Implementing a custom processor

“Custom preprocessing” must be selected in the feature handling options.

The custom processor should be a class with at least two methods:

def fit(self, series):
def transform(self, series):

Here, series is a pandas Series object representing the feature column. The fit method does not need to return anything, but must modify the object in-place if fitting is necessary. The transform method must return either a pandas DataFrame or a 2-D numpy array or scipy.sparse.csr_matrix containing the preprocessed result. Note that a single processor may output several numerical features, corresponding several columns of the output.

To use your processor in the visual ML UI, you must import it and instantiate it in the code editor, by assigning the processor to the processor variable.

Warning

Classes cannot be declared directly in the Models > Design tab. They must be packaged in a library and imported, as demonstrated in the examples below.

Example

  • On the Models > Design > Feature handling tab, in the “Custom preprocessing” code editor, you should create the processor variable.

    from my_custom_processor import MyProcessor
    
    processor = MyProcessor()
    
  • Make sure that the option “Proc. wants matrix” is disabled. (When this option is enabled, custom processors receive a single-column DataFrame instead of a Series).

  • In my_custom_processor.py:

    import pandas as pd
    
    class MyProcessor:
        """This processor adds a new `clipped_column` column which
        clips the `original_column` at its 10th highest value"""
    
        def __init__(self):
            self.max_value = None
    
        def fit(self, series):
            # compute the 10th highest value
            self.max_value = series.nlargest(10).iloc[-1]
    
        def transform(self, series):
            df = pd.DataFrame(series.values, columns=["original_column"])
            df["clipped_column"] = df["original_column"].clip(upper=self.max_value)
            return df
    

Naming output columns

When generating features, it is important to give them a meaningful name in order to interpret the resulting model.

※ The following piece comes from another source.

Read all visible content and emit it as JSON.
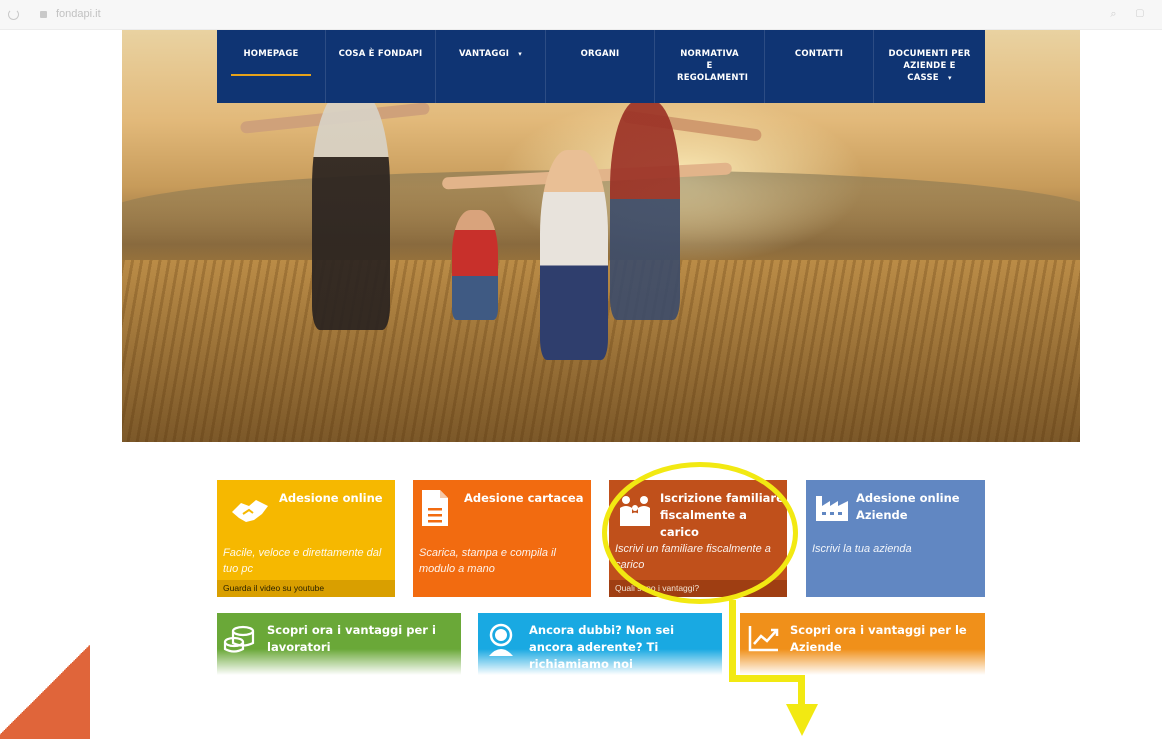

For instance, it is convenient when analyzing the variables importance or the regression coefficients for linear models.

If you return a pandas.DataFrame, the name of the columns will be the name of the output features.

If you prefer to return a numpy array or a scipy.sparse.csr_matrix, then the processor should be also have a names attribute, containing the list of the output feature names.

Example

  • On the Models > Design > Feature handling tab, in the “Custom preprocessing” code editor, you should create the processor variable.

    from my_custom_processor import MyProcessor
    
    processor = MyProcessor()
    
  • Make sure that the option “Proc. wants matrix” is disabled. (When this option is enabled, custom processors receive a single-column DataFrame instead of a Series).

  • In my_custom_processor.py:

    import numpy as np
    
    class MyProcessor:
        """This processor adds a new `clipped_column` column which
        clips the `original_column` at its 10th highest value"""
    
        def __init__(self):
            self.names = ["original_column", "clipped_column"]
            self.max_value = None
    
        def fit(self, series):
            # compute the 10th highest value
            self.max_value = series.nlargest(10).iloc[-1]
    
        def transform(self, series):
            # computed the clipped series
            clipped_series = series.clip(upper=self.max_value)
            # return a numpy array with both series
            return np.array([
                series.values,
                clipped_series.values
            ]).T